Now that we’ve learned how to represent Graphs in code, we can begin learning some graph algorithms! We will begin with Depth First Search (DFS) and finish out with Breadth-First Search (BFS), for the sake of brevity, pathfinding algorithms will not be included in this article.

Depth First search is one of the most basic graph algorithms and it is used to find the distance from one vertex to other vertices in a graph. It is a traversal algorithm.

DFS will put each vertex in a graph into one of two labels: visited or not visited. The algorithm marks each vertex as visited while avoiding cycles. It works as follows:

Put any one of the graph’s vertices at the top of a stack.
Take the item at the top of the stack and add it to the visited list.
Create a list of that vertex’s neighbors. Add the ones which are not in the visited list to the top of the stack.
Repeat steps 2 and 3 until the stack is empty.

Breadth-First Search

Breadth-First Search is also a graph traversal algorithm and along with DFS will be a big chunk of your Competitive Programming journey, at least when it comes to graphs.
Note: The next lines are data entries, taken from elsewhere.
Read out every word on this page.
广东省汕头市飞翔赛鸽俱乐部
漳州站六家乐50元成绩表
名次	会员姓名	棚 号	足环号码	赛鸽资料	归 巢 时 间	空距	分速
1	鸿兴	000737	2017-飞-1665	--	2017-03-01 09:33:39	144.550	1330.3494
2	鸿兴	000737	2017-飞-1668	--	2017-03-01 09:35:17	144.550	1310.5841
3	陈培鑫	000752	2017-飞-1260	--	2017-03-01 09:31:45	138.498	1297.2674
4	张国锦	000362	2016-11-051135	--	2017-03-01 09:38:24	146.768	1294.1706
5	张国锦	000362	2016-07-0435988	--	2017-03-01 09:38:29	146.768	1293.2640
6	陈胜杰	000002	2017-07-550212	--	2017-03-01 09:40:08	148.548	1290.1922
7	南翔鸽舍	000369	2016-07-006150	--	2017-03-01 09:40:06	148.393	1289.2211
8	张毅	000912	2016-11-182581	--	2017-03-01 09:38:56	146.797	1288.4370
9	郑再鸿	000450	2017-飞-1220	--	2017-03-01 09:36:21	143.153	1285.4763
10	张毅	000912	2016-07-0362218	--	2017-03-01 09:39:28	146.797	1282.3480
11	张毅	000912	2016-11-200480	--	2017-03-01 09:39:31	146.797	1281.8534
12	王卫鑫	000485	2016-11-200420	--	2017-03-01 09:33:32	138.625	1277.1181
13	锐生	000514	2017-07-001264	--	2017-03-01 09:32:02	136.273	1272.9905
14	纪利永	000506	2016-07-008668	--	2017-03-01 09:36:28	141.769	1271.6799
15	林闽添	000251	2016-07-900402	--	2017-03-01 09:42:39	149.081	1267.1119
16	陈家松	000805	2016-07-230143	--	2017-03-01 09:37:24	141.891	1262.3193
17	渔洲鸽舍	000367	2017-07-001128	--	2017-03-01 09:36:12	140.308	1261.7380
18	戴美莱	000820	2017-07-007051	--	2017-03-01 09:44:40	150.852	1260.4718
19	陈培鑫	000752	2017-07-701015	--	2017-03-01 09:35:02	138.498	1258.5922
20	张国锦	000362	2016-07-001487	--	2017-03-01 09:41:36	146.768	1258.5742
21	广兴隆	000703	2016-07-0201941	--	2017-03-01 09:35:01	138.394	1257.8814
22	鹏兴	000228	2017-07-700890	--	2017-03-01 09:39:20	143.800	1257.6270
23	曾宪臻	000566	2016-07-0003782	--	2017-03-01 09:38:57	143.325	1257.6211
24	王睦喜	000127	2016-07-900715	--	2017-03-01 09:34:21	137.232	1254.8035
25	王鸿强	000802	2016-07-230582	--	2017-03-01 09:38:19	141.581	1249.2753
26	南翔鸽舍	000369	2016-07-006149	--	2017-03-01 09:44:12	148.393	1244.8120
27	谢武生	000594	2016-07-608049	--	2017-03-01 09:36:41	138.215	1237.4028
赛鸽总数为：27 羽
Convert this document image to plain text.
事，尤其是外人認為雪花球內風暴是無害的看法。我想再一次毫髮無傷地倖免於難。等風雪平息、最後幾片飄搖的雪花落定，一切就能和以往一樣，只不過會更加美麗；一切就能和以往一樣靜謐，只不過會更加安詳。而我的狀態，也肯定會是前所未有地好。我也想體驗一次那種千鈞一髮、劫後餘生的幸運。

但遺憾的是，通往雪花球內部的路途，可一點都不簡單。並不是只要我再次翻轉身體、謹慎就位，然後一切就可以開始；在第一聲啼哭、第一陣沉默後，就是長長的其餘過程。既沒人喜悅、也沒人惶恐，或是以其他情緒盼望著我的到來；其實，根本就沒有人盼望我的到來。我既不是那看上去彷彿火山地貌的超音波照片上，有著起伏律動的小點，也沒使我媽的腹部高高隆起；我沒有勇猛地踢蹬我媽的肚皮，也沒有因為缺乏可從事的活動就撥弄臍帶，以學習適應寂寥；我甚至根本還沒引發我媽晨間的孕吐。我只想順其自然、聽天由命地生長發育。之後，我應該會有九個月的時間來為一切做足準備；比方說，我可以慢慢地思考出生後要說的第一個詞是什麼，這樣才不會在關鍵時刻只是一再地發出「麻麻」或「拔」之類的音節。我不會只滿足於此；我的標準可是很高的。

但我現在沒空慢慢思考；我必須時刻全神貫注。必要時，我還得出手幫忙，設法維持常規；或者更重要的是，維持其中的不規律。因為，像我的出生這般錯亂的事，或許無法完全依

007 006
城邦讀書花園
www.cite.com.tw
Just like Depth First Search, BFS puts each vertex in a graph into one of two categories, visited or not visited. The purpose for the algorithm is also the same, to mark each vertex in a graph as visited while avoiding cycles. It works as follows:

Put any vertex in the graph at the back of a queue.
Take the item at the front of the queue and add it to the visited list.
Create a list of that vertex’s neighbors. Add the ones which are not visited to the back of the queue.
Repeat 2 and 3 until the queue is empty.

As you can see the algorithm is very similar to DFS. However, instead of going down a branch of a graph or tree like DFS does, BFS goes through each level.

Now that you know the theory behind two of the most important graph traversal algorithms (BFS and DFS), you’ll need to practice your skills to actually be able to use these algorithms in contests. I would suggest going to Codeforces and doing problems tagged with bfs and dfs with a rating under 1400, to begin with. Once you solve those regularly, you can increase the difficulty of the problems.

Practicing your algorithmic problem-solving skills, especially graph algorithms will help you excel in programming contests and technical interviews. Now get out there and start practicing, good luck!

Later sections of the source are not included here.